Cathexis Northwest Press
Throwing Fireballs at Closet Doors in the Greatest Place on Earth
By: Grayson Thompson
Joe was from Queens and wore leather jackets in Florida.
His writer aesthetic. He was too cool
with wavy slicked back black hair and brown sugar-honeyed skin.
We didn’t plan it, but
here we were looking for each other in a sea of technicolor beads
standing next to a sign that read:
There was more than one.
We started playing gopher with neon signs.
Crowded bodies parted and he looked like
when you take a hard left with a fresh pizza on the seat next to you.
Bent on one side
with sauce dripping out.
He had a fourth of a bottle of Fireball Cinnamon Whisky
lightly swaying from his hand
and a sleepy smile.
Two Florida writers drunk in New Orleans on Bourbon Street.
He said to make sure we write about this for our class.
He pulls some weed out of his pocket asking if I want a hit
and told me he became friends over a joint with some sex workers the night before.
I was in town on a trip with a closeted girlfriend and her best friend who didn’t know.
Drunk with Joe, looking at the two girls having an existential conversation
with a huge Southern white man named MEAT,
The thoughts crawled out of the back of my mind, unrestricted.
I was alone and hated this part of my life.
Sitting in those iron patio chairs in the backlit alley with Joe
staring at the reflection of neon in streams of piss,
I didn’t feel so empty.
We drunkenly dragged each other to his hotel
and I think he sort of hated it.
He groaned at the rich people ushering in and out
with nice clothes and nice cars.
There were different kinds of beads around these women’s necks.
The two of us brown-skinned, in street clothes,
arms linguined across shoulders probably looked more alive than they ever felt.
Leaving Joe at the steps felt like abandoning a lifeboat.
I submitted a piece to the professor about that night
and I know it was probably shit.
It should have read:
I was a gender-confused and angry guy fist fighting with my reflection
(and that dude took as much as he gave)
in an affair with a closeted woman in a life where I was the remnants of eraser rubber.
That trip was an ongoing series of me trying to forget myself with alcohol.
I only really remember Joe
parting the sea of sweaty drunks with Fireball,
a guy who I only knew through black words on white paper,
because only writers know how to hurt like that.
Grayson is a Black, queer transgender writer boi, a poet, moonlighting as a therapist. He has been featured in Carnival Literary Magazine, Backbone Press, and Belletrist Magazine. A Florida cowboy with a West Coast heart, he chooses madness: of the wild, of the truth, of love, and of dreaming. He hopes you can find some in his poems.

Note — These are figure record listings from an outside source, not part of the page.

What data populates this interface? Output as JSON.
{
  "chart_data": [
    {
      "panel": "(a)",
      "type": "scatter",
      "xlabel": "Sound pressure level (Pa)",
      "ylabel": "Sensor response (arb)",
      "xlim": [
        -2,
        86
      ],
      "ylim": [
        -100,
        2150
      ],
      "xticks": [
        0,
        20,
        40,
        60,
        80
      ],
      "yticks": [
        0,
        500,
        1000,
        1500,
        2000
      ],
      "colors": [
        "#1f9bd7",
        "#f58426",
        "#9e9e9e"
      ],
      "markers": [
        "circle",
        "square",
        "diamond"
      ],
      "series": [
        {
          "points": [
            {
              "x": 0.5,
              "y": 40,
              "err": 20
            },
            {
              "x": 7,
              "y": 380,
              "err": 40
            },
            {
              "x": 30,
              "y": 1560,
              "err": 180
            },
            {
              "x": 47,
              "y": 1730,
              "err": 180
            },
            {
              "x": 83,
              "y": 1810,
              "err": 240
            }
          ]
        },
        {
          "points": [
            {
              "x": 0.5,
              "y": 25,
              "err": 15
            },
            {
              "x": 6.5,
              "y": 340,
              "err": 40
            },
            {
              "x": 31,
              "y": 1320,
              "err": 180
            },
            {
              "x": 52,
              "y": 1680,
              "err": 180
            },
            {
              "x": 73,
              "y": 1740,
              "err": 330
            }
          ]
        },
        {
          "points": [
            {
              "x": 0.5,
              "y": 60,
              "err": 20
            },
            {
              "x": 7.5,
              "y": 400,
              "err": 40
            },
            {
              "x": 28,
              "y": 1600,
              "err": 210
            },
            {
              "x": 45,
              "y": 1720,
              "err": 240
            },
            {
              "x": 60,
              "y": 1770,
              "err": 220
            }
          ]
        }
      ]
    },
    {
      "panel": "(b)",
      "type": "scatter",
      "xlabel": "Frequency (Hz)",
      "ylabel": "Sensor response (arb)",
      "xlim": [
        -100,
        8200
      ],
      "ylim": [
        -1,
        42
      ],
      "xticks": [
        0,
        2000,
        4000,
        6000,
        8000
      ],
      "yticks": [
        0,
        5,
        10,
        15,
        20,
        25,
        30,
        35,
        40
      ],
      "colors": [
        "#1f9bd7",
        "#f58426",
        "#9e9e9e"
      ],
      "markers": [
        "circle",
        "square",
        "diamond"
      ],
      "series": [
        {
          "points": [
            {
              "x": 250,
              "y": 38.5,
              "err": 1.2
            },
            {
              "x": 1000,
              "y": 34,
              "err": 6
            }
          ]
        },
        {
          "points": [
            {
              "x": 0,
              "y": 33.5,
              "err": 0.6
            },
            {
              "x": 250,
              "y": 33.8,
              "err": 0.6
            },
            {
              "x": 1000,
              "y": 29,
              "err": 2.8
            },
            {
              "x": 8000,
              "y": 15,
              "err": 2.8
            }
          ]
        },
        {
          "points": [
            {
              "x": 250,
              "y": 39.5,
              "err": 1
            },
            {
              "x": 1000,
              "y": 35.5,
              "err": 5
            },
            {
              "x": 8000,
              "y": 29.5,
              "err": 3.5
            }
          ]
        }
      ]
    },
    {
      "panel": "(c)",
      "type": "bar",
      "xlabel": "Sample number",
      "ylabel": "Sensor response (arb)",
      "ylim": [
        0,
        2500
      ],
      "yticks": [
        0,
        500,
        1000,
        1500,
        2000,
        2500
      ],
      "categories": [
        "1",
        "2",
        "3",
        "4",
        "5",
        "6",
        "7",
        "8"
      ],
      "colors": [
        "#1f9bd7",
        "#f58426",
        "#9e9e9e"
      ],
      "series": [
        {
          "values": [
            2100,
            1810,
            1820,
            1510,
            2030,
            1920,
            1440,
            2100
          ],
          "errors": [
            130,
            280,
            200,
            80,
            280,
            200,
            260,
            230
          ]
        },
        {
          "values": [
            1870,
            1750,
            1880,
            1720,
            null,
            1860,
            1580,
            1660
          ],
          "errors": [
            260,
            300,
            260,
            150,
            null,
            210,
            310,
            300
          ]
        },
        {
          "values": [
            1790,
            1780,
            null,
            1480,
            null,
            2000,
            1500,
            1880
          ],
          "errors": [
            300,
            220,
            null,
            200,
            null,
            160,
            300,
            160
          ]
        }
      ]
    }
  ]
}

"I wrote 'Throwing Fireballs' at the end of the 2020 COVID year in a dark freezing winter. I was struggling with mania (I'm Bipolar) and when I am having manic episodes I write until it stops/calms down. I spent a lot of quarantine reflecting on all of my past lives and started writing pieces about them. Joe is real man who I went to college and studied creative writing with. Memory is difficult for most people with severe bipolar disorder, especially when it's layered with trauma. Writing about Joe was the best way I could try to scratch at a very dark and toxic moment of my life. Being a queer trans person in a relationship with a closeted person, for many, is kind of brutal, even without the gendered piece of it. I was really struggling with figuring out who I was or what life I wanted to live or even if I wanted to live at all, to be honest. And that relationship cycle did nothing healthy for any of those aspects and layered who I was with a lot of shame. Joe was one of the only people on the 'outside' who saw it all live, in a slow-motion horror movie. Even drunk, we were able to look at the story of it all as writers. Writing is a craft historically born out of loneliness, and being able to talk to another writer about a pain you haven't found the words to write about was very real. Probably one of the realest things out of all that. And yes, the man really wore leather jackets in boiling Florida."